The budget is also under strain after nearly $2 billion in tax cuts for businesses put in place in 2011 and mounting liabilities the state is facing due to major lawsuits filed against state government during the last administration, according to the governor.
“This is a strong budget recommendation with some key investments in needed areas,” State Budget Director Chris Kolb said. “There’s more work to do to address the large structural problems and we have to change the mentality that led to hundreds of millions in spending on the last day of a lame duck legislature. This budget was put together to reflect the governor’s priorities around education, health care, and the environment, but past decisions from Republican-controlled legislatures have severely hampered our ability to invest more broadly in things that matter to the people of Michigan.”
The governor is recommending investments in public education, which is the largest funding increase for classroom operations in 20 years.
Funding per pupil will increase from $150 to $255. This is expected to reduce the gap between the highest and lowest funded districts to $343 per pupil.

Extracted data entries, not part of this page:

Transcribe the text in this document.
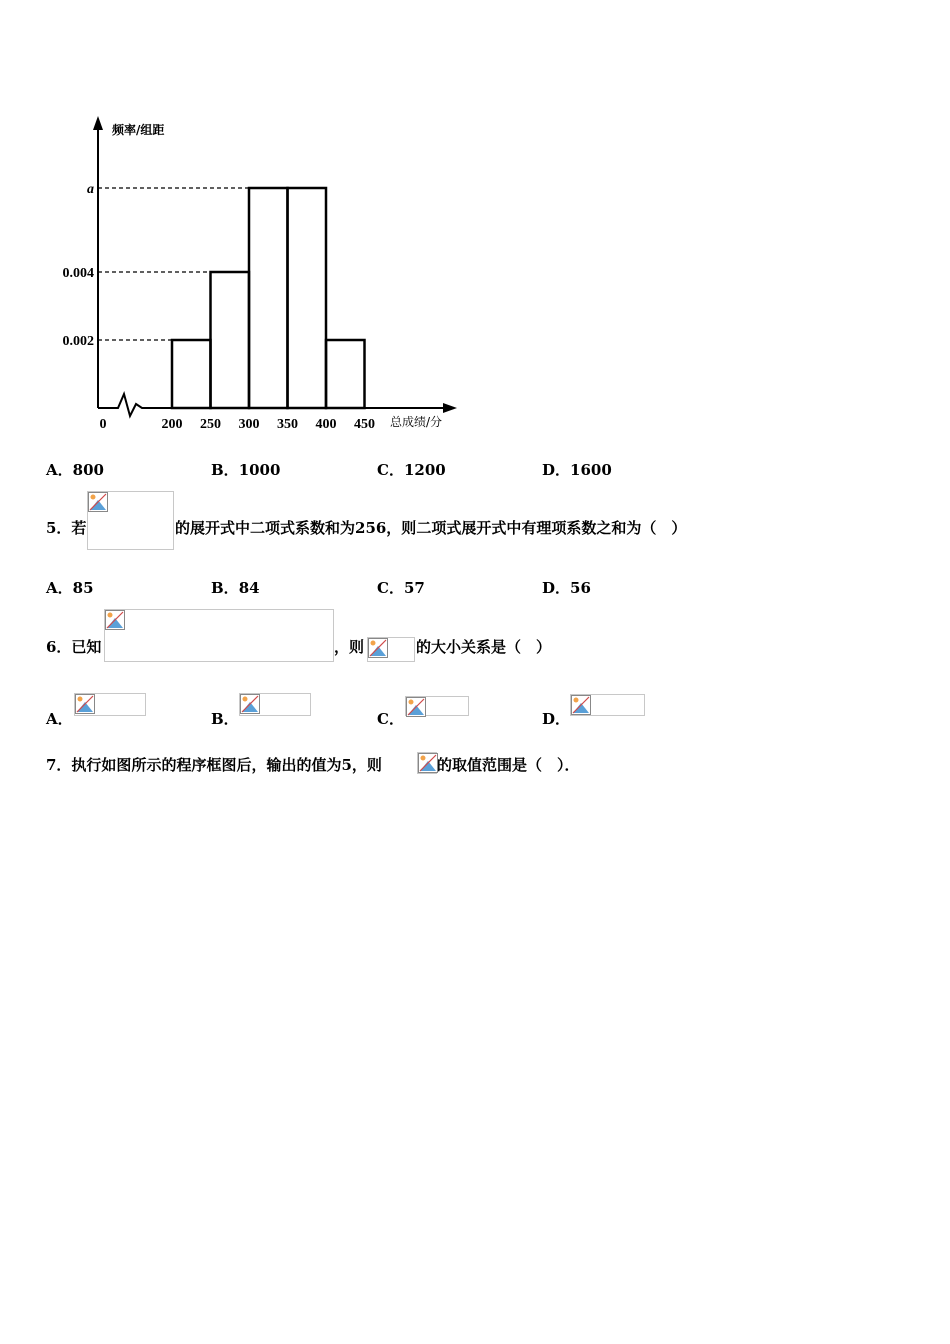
0.002
0.004
a
200 250 300 350 400 450
0
频率/组距
总成绩/分
A．800	B．1000	C．1200	D．1600
5．若	的展开式中二项式系数和为256，则二项式展开式中有理项系数之和为（　）
A．85	B．84	C．57	D．56
6．已知	，则	的大小关系是（　）
A．	B．	C．	D．
7．执行如图所示的程序框图后，输出的值为5，则	的取值范围是（　）．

The budget also includes $42 million to expand access to preschool programming for children who need it most.
Teachers are getting some help as each one will get $250 for classroom supplies.
Funding will also be designated for eliminating all school lunch debt for Michigan students.
The governor's budget provides $37 million to the Healthy Moms, Healthy Babies programs that support healthy pregnancies and expanded support for interventions.
The 2021 budge will give $27 million to expand access to childcare by increasing the income limit from 130% to 150% of the federal poverty level. It will expand childcare services to an estimated 5,900 children.
State employees will get up to 12 weeks of paid parental leave if they are the parent of a newborn or newly adopted child.
The budget is also calling for investments for environmental change and clean water. That will include $40 million in grants for local governments that will go toward planning and preventing negative climate changes like high water levels.
The budget is giving $40 million to grants for school districts to improve safety by replacing air and water filters, lead and asbestos abatement, and other upgrades.
Twenty million dollars will be given to rapid response to environmental contamination across the state.
Farmers will get $10 to mitigate toxic algal blooms in the Great Lakes and impaired watersheds.